Artist
Sunroop Kaur is a visual artist originally from Calgary, Alberta who received her B.F.A from Emily Carr University of Art and Design in 2019. Kaur’s work functions in a way similar to an ecosystem in which cultural cultivation and exchange are visualized. She uses her practice as a vessel to transport critical conversations about identity, race, gender, culture, and inherited art histories (Italian Baroque + Classical Schools of Indian Miniature). As a first-generation Indo-Canadian who has never visited India, she struggles with the layered complexity of her own identity and feelings of displacement. Kaur’s work borrows from Western and Eastern iconography to create ethereal spaces, where the duality of her identity may find reconciliation.
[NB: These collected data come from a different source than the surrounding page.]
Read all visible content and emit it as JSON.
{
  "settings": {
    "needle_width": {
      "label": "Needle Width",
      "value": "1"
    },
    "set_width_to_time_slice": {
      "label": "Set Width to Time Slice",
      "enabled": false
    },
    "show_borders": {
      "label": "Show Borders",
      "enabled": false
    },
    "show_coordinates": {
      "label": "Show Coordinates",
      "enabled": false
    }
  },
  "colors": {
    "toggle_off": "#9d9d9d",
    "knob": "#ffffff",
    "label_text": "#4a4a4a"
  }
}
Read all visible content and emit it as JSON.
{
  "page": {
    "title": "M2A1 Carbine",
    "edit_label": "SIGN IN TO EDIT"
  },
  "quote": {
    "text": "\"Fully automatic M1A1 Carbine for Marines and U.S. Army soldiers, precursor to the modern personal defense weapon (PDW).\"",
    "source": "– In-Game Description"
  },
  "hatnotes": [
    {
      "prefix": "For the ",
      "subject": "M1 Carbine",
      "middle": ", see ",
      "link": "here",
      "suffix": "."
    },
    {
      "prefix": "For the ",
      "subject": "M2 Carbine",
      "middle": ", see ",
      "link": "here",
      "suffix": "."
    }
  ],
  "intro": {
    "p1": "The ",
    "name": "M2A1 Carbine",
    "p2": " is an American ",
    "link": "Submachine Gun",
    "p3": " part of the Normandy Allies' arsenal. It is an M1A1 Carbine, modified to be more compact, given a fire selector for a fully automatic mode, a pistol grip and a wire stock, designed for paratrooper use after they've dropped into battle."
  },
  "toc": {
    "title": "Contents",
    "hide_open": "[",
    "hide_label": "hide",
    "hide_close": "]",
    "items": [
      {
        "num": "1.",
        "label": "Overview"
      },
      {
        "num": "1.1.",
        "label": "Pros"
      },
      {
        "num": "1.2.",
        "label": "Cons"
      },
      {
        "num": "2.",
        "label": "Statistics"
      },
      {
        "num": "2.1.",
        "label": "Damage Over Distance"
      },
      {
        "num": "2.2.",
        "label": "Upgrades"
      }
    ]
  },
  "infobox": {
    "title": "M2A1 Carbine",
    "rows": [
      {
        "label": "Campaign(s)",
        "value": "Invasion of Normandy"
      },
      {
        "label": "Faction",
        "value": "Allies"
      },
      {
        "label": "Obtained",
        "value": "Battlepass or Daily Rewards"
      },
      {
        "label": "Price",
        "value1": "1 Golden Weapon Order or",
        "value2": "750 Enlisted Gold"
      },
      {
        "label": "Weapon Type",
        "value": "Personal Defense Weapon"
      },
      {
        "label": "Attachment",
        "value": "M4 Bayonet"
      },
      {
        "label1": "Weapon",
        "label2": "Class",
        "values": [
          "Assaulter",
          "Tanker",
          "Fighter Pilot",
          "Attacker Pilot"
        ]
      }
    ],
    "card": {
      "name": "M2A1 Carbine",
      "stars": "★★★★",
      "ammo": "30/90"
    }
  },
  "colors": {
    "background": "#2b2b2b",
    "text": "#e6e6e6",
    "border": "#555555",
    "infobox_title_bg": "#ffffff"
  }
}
These interdisciplinary concepts are allowed to converge, transform, and generate dialogue, within the Sikh Diaspora. Kaur has been part of many national and international group exhibitions.
Last summer she had the opportunity to be part of the Vancouver Mural Festival and was one of the main artists that worked on the federal Harry Steven’s building. The building was unnamed in response to the mural and its tragic history concerning the Komagata Maru incident of 1914. Kaur also participated in the Shumka Satellite and SPACE Residency in 2019. Her recent art collaboration with the City of Vancouver is installed at 20 different locations around the city. Currently, Kaur is attending a classical atelier to further her education in the historical painting of the Baroque period and preparing for her solo show next spring.